La aparente aridez que acompaña a nuestros esfuerzos de oración abandonados a su suerte, el hastío o la desolación que parecen surgir de ellos, son el inevitable corolario de esta absoluta gratuidad. De esta dolorosa y saludable experiencia no se salvan ni siquiera quienes han recibido la gracia «de entrar en oración» en la alegría y la exaltación de ese inolvidable «impacto carismático». Aunque ese impacto y todo lo que despertó en ellos fueron auténticos, es también necesario este tiempo de paciencia y perseverancia a través de la aridez. Dios parece haberse retirado, o haberse negado a sí mismo, pero la verdad es que Él es siempre mucho más grande que nuestro corazón, más allá de todo lo que podamos abarcar con nuestro deseo. Sin esa constante profundización en nuestro corazón, que solo Dios puede llevar a cabo, y la mayor parte del tiempo sin que nosotros nos demos cuenta, la felicidad o el descanso en la oración correrían el riesgo de convertirse en una quietud falaz, enseguida ajena a la acción del Espíritu Santo.

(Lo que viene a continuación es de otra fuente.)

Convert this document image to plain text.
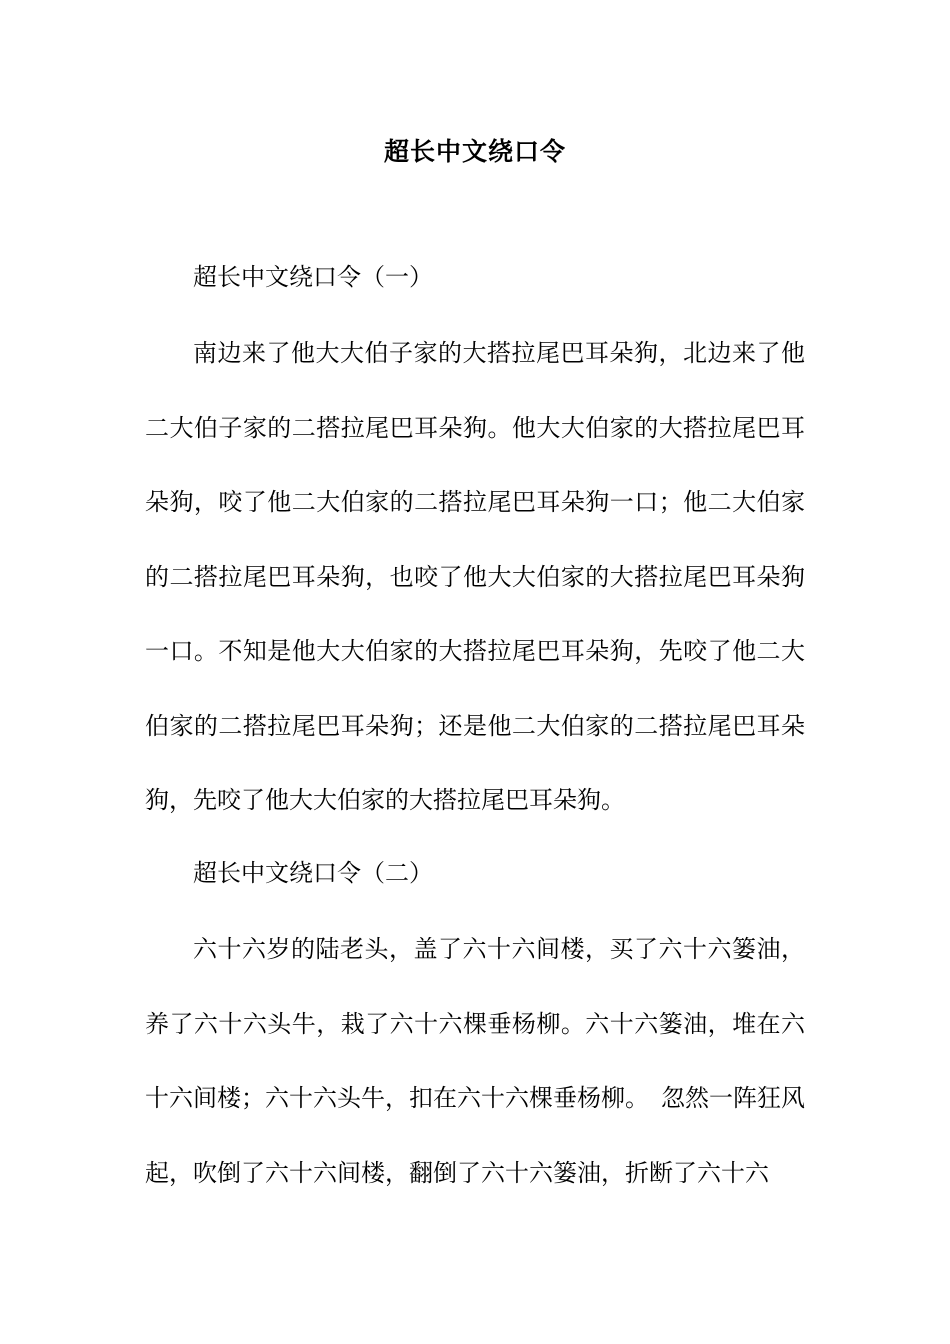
超长中文绕口令
超长中文绕口令（一）
南边来了他大大伯子家的大搭拉尾巴耳朵狗，北边来了他二大伯子家的二搭拉尾巴耳朵狗。他大大伯家的大搭拉尾巴耳朵狗，咬了他二大伯家的二搭拉尾巴耳朵狗一口；他二大伯家的二搭拉尾巴耳朵狗，也咬了他大大伯家的大搭拉尾巴耳朵狗一口。不知是他大大伯家的大搭拉尾巴耳朵狗，先咬了他二大伯家的二搭拉尾巴耳朵狗；还是他二大伯家的二搭拉尾巴耳朵狗，先咬了他大大伯家的大搭拉尾巴耳朵狗。
超长中文绕口令（二）
六十六岁的陆老头，盖了六十六间楼，买了六十六篓油，养了六十六头牛，栽了六十六棵垂杨柳。六十六篓油，堆在六十六间楼；六十六头牛，扣在六十六棵垂杨柳。　忽然一阵狂风起，吹倒了六十六间楼，翻倒了六十六篓油，折断了六十六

Los místicos hablaron de desiertos, de noches, e incluso de una aparente muerte de Dios. Nuestro vocabulario no hace más que describir, con los medios que tiene, la experiencia de la pobreza frente al misterio de un Dios que, para entregarse mejor, parece negarse primero. El propio Ruusbroec se sirve de una expresión muy sugerente: hace falta, dice, «lanzarse incesantemente, y fallar incesantemente, es como remar a contracorriente». Imagen elocuente que expresa bien hasta qué punto todo esfuerzo humano, por necesario que sea, está llamado a agotarse ante la maravilla de la gracia que se le acaba de transmitir; además, a través de esa pobreza, es como Dios nos espera para salvarnos y colmarnos.

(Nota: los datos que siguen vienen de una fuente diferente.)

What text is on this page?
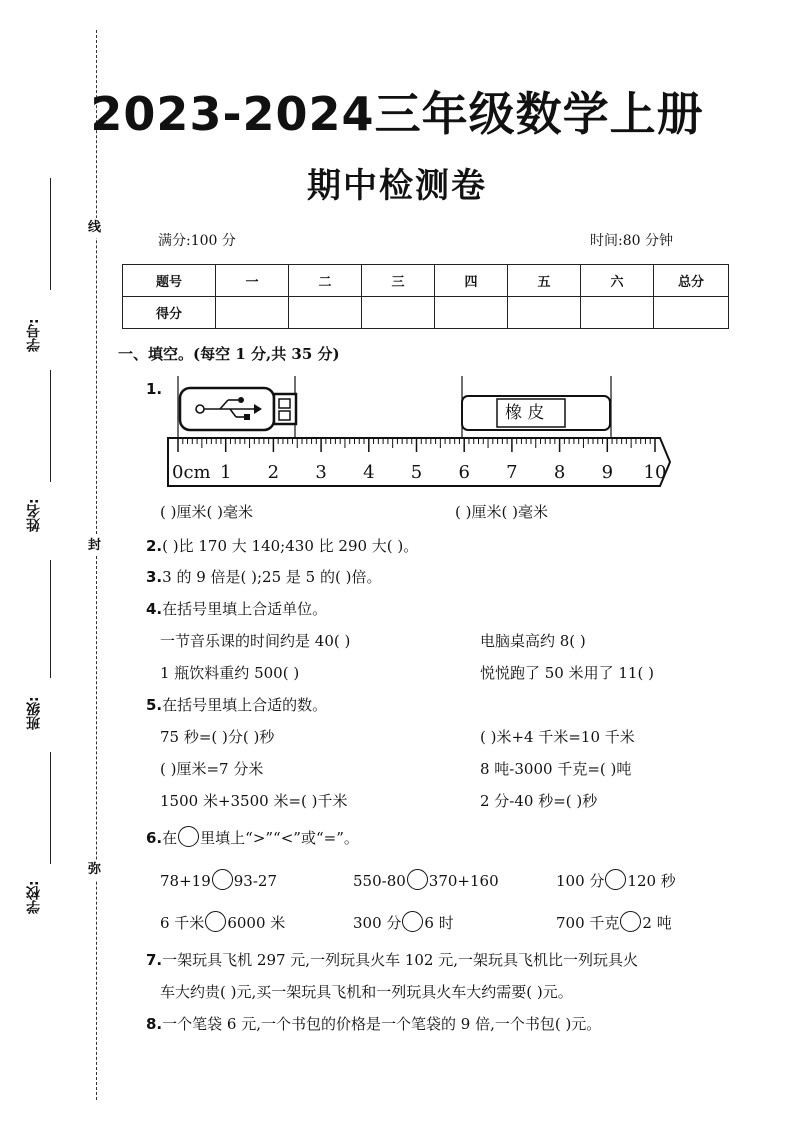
线
封
弥
学号:
姓名:
班级:
学校:
2023-2024三年级数学上册
期中检测卷
满分:100 分	时间:80 分钟
题号	一	二	三	四	五	六	总分
得分							
一、填空。(每空 1 分,共 35 分)
1.
0cm 1 2 3 4 5 6 7 8 9 10
橡 皮
( )厘米( )毫米	( )厘米( )毫米
2.( )比 170 大 140;430 比 290 大( )。
3.3 的 9 倍是( );25 是 5 的( )倍。
4.在括号里填上合适单位。
一节音乐课的时间约是 40( )	电脑桌高约 8( )
1 瓶饮料重约 500( )	悦悦跑了 50 米用了 11( )
5.在括号里填上合适的数。
75 秒=( )分( )秒	( )米+4 千米=10 千米
( )厘米=7 分米	8 吨-3000 千克=( )吨
1500 米+3500 米=( )千米	2 分-40 秒=( )秒
6.在 里填上“>”“<”或“=”。
78+19 93-27	550-80 370+160	100 分 120 秒
6 千米 6000 米	300 分 6 时	700 千克 2 吨
7.一架玩具飞机 297 元,一列玩具火车 102 元,一架玩具飞机比一列玩具火
车大约贵( )元,买一架玩具飞机和一列玩具火车大约需要( )元。
8.一个笔袋 6 元,一个书包的价格是一个笔袋的 9 倍,一个书包( )元。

Hay una crisis que hemos de atravesar, una crisis necesaria que deberá abrir el acceso a la interioridad. Se trata de un aparente atolladero, de un callejón sin salida que se coloca delante de todos nuestros esfuerzos y que parece obligarnos a quedarnos estancados. El nombre bíblico de esta crisis –que es un paso, una Pascua– es «tentación», y su significado va mucho más allá de las modestas tentaciones, en su mayoría sensuales, que experimentamos habitualmente. Manejar correctamente la tentación implica una doble toma de consciencia de la vertiginosa fragilidad del pecador y, al mismo tiempo, del poder apacible pero irresistible de la gracia. Juan Casiano fue quien mejor supo describir los temibles tormentos de esta punzada que se vuelve tan insistente que amenaza con hacernos caer. Al mismo tiempo que tomamos consciencia de nuestra debilidad se instala también otra toma de consciencia que nos mantiene en equilibrio. Porque cuando está a merced de la tentación, el hombre se percata de la acción de la gracia en su interior, a través de los lamentos que la propia brutalidad del asalto le arranca y que alimentan su oración, que se vuelve, así, constante. «Aprendamos –dice Casiano– a sentir en cada acción a la vez nuestra debilidad y la ayuda de Dios al mismo tiempo, y a proclamar cotidianamente con los santos: “Me empujaron para hacerme caer, pero el Señor me sostuvo; mi fuerza y mi alabanza es el Señor; Él fue para mí la salvación” (Sal 117,12-14)»[4].